Aligning with his broader outreach to Muslim states, Netanyahu took Israel’s already-stalwart ties with Azerbaijan and grew them to new heights. Simultaneously, the Jewish state’s increasingly warm outlook among faith communities is not limited to the Muslim world. The groundswell of evangelical Christian support for Israel continues to build, with over two-thirds of evangelicals holding positive perceptions of the country.

The diversity of Israel’s enhanced global alliances extends even further, to Japan, whose prime minister visited Israel in January in the first such trip by a Japanese premier in over a decade; China, whose relationship with Israel has rapidly expanded in recent years in trade, investment, education, exchanges and tourism; and India, which on several recent occasions has abandoned its pattern of voting with Arab states against Israel at the U.N.

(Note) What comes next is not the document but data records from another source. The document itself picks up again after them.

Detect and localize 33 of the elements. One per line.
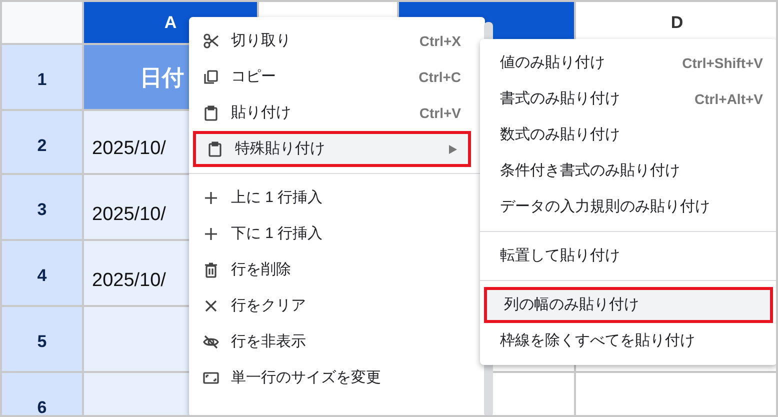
eye-slash-icon (203, 334, 219, 350)
shortcut-text: Ctrl+C (418, 68, 461, 86)
row-header[interactable]: 5 (2, 307, 82, 371)
menu-item[interactable]: 書式のみ貼り付け Ctrl+Alt+V (480, 81, 776, 117)
shortcut-text: Ctrl+V (419, 104, 461, 122)
select-all-corner[interactable] (2, 2, 82, 43)
copy-icon (203, 69, 219, 85)
row-header[interactable]: 1 (2, 45, 82, 109)
resize-icon (203, 370, 219, 386)
menu-item[interactable]: 特殊貼り付け (193, 131, 471, 167)
row-header[interactable]: 2 (2, 111, 82, 173)
row-header[interactable]: 4 (2, 241, 82, 305)
menu-item[interactable]: 条件付き書式のみ貼り付け (480, 153, 776, 189)
menu-item[interactable]: 枠線を除くすべてを貼り付け (480, 323, 776, 359)
clipboard-icon (207, 141, 223, 157)
close-icon (203, 298, 219, 314)
menu-item[interactable]: データの入力規則のみ貼り付け (480, 189, 776, 225)
menu-item[interactable]: 行を非表示 (189, 324, 475, 360)
trash-icon (203, 262, 219, 278)
menu-item[interactable]: 列の幅のみ貼り付け (484, 287, 773, 323)
plus-icon (203, 190, 219, 206)
plus-icon (203, 226, 219, 242)
menu-item[interactable]: 単一行のサイズを変更 (189, 360, 475, 396)
row-header[interactable]: 3 (2, 175, 82, 239)
menu-item[interactable]: 値のみ貼り付け Ctrl+Shift+V (480, 45, 776, 81)
clipboard-icon (203, 105, 219, 121)
scissors-icon (203, 33, 219, 49)
shortcut-text: Ctrl+Alt+V (694, 90, 763, 108)
shortcut-text: Ctrl+Shift+V (682, 54, 763, 72)
menu-item[interactable]: 数式のみ貼り付け (480, 117, 776, 153)
shortcut-text: Ctrl+X (419, 32, 461, 50)
menu-item[interactable]: 転置して貼り付け (480, 238, 776, 274)
row-header[interactable]: 6 (2, 373, 82, 415)
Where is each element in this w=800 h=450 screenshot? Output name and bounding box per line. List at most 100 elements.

Regardless of the outcome of Israel’s election in September, the country is less isolated than ever, thanks in part to the inspirational story of its growing ties with Muslim states. Netanyahu faces an uncertain future, but his strong cultivation of interfaith ties is at least one reason to have faith in his legacy. 

Maayan Hoffman is news editor and head of online content and strategy at The Jerusalem Post. She has been an American-Israeli international journalist for more than two decades.